I love all the lead-up to the Stencil Issue, which illustrates perfectly Shaftoe's lot in life: to competently and thoroughly carry out orders which he has no context for understanding. No one is going to tell him—or likely Lieutenant Ethridge either, which is some consolation—why they have to re-paint all their gear with the numeral 2. Shaftoe's story is good, if heartbreaking, and I love that Stephenson devoted the space to telling it. But he is no more an agent of his own fate than either of the Waterhouses. Only Goto Dengo, of the four protagonists, takes deliberate action on his own behalf.

I'm not sure what it says that Stephenson likes narrators who are, in some ways, more observers than participants. Part of it must be simply that he likes people like Randy and Lawrence Waterhouse, and enjoys seeing the world through their eyes. I think, too, that part of it must be that some of what happens in the book would be unsupportable if viewed through anyone else's. Avi, for all of his importance in Randy's life and in the story, is not a very deeply-drawn character; I think it would be hard to like him if we knew him better.
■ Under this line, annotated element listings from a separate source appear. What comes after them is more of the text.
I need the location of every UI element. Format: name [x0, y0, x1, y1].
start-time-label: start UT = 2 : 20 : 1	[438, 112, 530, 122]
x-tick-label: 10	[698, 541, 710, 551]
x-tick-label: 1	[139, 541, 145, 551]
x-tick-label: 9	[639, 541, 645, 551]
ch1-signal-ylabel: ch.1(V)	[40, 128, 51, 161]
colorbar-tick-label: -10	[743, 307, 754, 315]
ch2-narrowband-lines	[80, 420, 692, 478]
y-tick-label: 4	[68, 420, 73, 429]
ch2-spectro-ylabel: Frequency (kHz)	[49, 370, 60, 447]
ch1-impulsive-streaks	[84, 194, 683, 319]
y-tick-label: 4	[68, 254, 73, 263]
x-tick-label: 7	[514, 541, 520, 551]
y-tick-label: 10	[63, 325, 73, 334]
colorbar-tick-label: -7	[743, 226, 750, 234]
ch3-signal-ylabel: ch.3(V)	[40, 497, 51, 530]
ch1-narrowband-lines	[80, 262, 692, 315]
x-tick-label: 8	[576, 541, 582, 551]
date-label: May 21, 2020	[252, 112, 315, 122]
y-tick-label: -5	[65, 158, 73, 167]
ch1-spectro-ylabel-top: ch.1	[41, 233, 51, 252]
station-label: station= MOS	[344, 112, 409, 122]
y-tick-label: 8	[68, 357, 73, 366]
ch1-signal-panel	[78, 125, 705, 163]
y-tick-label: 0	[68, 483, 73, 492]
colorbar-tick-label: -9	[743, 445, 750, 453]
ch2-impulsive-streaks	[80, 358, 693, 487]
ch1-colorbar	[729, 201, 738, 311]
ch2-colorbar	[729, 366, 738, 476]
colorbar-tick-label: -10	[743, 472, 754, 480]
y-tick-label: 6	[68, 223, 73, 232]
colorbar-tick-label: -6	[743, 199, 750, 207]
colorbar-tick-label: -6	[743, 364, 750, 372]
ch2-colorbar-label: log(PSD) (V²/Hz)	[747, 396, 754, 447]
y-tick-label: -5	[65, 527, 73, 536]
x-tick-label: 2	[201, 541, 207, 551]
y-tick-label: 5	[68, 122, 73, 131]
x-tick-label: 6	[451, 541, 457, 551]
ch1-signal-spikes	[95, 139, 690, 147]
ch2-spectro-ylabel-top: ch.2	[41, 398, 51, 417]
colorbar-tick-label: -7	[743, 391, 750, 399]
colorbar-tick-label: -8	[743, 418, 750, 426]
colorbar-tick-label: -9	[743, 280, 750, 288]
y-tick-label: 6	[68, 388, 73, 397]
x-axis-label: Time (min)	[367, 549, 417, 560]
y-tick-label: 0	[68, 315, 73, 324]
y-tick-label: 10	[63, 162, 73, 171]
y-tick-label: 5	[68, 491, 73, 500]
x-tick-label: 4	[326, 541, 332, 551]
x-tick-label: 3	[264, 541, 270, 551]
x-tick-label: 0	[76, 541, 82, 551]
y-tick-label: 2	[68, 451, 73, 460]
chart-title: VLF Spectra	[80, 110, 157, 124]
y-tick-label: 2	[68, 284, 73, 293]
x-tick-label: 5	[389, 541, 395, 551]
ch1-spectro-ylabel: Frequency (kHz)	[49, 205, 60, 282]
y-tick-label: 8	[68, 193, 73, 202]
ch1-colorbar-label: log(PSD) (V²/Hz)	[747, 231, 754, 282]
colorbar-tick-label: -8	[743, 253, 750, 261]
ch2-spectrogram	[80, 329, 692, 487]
The Sultan of Kinakuta, the mix of thieves and rogues at his table, John Cantrell and Tom Howard, and the data haven they're creating: all of these things are softened by Randy's basic decency. It matters that we watch this libertarian fantasy play out through his eyes, that he is the only point-of-view character for the 1990s portion of the book. Randy is in the thick of things, but he's somehow too clueless to be complicit in it, and our sympathy for him, perhaps, colors our reaction to Epiphyte's very iffy undertaking.

It hasn't made me want to fling the book away from me in disgust, but I see the point this reviewer was making. Cryptonomicon is a fantasy: a fantasy where self-appointed heroes can take the law into their own hands, and somehow be trusted to do good with it. Read this way, it's not that much different from an action movie in which a hero outdoes the police, or a superhero story where one powerful and good person delivers justice, sidestepping untrustworthy institutions. I'm only about a third of the way through this read-through; I'll have to see what I think as I continue. But so far, even as I've devoted all this time to thinking and writing about it, I can't seem to get bothered by it. This libertarian element seems irrelevant to whatever this book is to me; I can see why someone else would care, but I don't.